Today he feels almost no effects from the Erb's Palsy, and he has added a whole lot more to his arsenal than straight-up size. Last season he emerged as one of the nation's strongest, fastest and most disruptive defensive ends, finishing the year with 11½ sacks, 20 tackles for loss and four forced fumbles. He seemed to save his best performances for Iowa's biggest games, starting with that springboard win at Penn State. He had two sacks and a forced fumble in a last-second win at Michigan State. He had a career-high 12 tackles at Ohio State. Finally, in the Hawkeyes' 24-14 Orange Bowl win over Georgia Tech, Clayborn produced nine solo tackles, two sacks and helped to hold the Yellow Jackets' triple-option offense to 155 total yards, earning MVP honors. "It's pretty rare that the MVP of a BCS bowl game is a defensive lineman," says coach Kirk Ferentz. "He made some huge plays for us last year."

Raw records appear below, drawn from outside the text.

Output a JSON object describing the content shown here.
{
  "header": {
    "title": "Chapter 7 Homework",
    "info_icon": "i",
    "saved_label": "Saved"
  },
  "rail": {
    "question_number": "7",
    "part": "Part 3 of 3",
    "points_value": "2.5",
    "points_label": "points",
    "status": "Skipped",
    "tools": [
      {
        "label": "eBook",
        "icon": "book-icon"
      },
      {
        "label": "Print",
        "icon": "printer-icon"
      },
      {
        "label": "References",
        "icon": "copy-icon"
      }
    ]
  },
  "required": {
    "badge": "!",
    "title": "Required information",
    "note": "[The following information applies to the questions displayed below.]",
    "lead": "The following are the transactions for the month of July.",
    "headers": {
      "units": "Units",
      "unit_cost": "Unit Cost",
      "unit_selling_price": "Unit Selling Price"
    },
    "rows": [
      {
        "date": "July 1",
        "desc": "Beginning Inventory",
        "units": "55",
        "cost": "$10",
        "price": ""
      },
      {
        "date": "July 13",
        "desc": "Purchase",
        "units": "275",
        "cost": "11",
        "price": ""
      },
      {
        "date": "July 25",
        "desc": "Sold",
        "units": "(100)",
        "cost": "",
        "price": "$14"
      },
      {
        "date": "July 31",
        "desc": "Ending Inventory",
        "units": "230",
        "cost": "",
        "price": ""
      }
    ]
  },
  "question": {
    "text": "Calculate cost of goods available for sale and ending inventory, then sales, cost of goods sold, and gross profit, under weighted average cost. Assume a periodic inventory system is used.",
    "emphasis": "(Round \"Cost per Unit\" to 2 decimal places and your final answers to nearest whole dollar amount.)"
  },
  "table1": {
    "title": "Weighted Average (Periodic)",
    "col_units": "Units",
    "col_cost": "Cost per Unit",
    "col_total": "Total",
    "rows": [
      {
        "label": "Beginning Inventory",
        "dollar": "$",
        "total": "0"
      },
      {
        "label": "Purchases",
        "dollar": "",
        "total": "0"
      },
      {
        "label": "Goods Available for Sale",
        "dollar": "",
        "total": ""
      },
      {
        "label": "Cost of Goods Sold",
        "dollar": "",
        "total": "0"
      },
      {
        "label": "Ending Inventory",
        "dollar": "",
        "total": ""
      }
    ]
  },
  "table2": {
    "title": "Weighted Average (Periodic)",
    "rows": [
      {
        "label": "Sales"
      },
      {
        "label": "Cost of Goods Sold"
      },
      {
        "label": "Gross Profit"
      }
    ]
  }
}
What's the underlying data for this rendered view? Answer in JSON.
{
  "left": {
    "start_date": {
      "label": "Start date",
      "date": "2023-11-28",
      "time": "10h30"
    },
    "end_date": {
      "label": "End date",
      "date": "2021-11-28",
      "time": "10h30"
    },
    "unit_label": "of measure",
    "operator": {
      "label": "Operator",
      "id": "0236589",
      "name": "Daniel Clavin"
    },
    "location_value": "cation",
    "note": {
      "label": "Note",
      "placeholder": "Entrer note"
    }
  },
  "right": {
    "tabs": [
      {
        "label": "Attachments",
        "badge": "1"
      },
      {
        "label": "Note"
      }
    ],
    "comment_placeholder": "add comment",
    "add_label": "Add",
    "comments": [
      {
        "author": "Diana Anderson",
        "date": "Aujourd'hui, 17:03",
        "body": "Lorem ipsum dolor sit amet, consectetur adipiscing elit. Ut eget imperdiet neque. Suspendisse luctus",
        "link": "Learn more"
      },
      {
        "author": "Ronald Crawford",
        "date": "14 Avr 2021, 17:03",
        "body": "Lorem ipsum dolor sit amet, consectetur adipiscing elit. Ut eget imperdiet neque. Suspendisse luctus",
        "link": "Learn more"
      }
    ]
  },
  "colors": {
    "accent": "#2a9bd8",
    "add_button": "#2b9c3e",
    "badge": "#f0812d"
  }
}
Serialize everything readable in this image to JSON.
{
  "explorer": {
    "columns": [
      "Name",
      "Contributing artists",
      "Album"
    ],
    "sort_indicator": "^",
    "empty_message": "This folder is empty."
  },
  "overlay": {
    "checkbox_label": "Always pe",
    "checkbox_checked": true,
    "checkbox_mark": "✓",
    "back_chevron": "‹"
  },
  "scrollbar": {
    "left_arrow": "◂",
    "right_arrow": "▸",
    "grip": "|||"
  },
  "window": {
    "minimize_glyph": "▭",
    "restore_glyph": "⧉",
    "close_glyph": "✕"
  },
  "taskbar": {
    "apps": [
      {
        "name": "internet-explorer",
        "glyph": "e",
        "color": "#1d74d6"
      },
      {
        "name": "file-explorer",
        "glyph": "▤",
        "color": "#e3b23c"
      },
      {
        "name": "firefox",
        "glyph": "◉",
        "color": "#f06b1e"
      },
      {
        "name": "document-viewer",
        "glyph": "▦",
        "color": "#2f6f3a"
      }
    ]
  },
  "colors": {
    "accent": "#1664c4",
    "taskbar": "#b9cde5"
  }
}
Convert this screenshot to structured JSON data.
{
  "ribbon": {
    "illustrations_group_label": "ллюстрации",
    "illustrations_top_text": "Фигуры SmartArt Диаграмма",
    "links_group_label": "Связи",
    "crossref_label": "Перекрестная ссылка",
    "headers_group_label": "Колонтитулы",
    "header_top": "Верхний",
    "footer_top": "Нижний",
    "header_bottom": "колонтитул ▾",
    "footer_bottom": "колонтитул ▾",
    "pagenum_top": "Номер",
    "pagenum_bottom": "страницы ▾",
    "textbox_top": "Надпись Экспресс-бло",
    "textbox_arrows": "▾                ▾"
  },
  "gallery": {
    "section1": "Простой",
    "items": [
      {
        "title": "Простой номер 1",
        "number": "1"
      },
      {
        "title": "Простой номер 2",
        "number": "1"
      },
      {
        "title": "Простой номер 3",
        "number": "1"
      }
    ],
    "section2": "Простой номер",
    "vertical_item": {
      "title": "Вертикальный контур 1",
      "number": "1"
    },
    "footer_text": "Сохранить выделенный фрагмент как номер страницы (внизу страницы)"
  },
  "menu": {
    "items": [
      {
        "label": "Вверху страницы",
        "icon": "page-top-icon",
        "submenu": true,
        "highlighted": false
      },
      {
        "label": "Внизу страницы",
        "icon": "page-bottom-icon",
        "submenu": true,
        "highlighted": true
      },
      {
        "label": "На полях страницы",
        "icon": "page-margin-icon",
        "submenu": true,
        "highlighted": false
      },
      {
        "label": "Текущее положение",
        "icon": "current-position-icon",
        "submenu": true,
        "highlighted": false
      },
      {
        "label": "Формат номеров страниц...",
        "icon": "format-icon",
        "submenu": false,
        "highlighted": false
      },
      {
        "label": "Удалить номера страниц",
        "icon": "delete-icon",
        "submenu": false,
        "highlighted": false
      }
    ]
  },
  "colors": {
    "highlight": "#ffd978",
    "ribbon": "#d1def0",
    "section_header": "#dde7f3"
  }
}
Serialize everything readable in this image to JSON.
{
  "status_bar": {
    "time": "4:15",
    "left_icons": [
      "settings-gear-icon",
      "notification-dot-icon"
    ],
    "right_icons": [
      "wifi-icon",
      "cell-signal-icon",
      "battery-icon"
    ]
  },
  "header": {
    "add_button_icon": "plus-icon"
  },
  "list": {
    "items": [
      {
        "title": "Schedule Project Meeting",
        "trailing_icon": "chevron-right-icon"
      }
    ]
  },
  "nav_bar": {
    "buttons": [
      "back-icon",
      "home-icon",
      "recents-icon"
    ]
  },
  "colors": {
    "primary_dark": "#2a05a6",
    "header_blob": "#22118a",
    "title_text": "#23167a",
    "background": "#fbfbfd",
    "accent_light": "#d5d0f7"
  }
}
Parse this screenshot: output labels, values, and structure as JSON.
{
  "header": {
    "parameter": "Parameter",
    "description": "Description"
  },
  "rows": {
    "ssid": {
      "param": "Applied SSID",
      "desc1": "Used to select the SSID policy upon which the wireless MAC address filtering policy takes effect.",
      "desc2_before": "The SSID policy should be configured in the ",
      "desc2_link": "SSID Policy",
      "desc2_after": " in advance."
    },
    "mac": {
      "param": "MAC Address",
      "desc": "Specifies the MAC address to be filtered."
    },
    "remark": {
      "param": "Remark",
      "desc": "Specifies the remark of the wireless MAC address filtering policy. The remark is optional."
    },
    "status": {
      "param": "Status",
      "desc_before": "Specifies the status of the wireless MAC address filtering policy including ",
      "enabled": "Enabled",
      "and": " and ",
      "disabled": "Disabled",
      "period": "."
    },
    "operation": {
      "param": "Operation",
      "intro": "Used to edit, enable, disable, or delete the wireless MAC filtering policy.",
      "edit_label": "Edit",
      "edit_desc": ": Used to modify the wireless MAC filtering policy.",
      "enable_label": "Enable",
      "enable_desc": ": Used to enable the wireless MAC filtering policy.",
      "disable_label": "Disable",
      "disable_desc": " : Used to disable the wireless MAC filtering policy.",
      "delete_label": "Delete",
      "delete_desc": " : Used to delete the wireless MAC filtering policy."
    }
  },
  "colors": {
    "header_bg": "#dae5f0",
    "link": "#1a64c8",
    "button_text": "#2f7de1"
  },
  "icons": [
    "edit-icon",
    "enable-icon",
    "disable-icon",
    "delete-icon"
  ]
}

Many observers were surprised that Clayborn barely flirted with leaving early for the NFL, announcing his decision to return in mid-December and sticking with it even after his bowl-game showcase. "I don't think there's any question he would have been a first-round pick," says Ferentz. That was news to Clayborn, who said he didn't even realize he was on NFL teams' radars until after the regular season. "College goes by way too fast," he says. "I wanted to finish what I started, get my degree, have my Senior Day and all that." With all four starters returning on the defensive line, Clayborn knows he'll be counted on as one of the leaders of a team looking to get over the hump and win the Big Ten title it narrowly missed last season. "We know we have a target on our backs now," he says. "Teams are going to come out even harder to try to beat us this year." Clayborn, for his part, will come out even bigger, faster and stronger.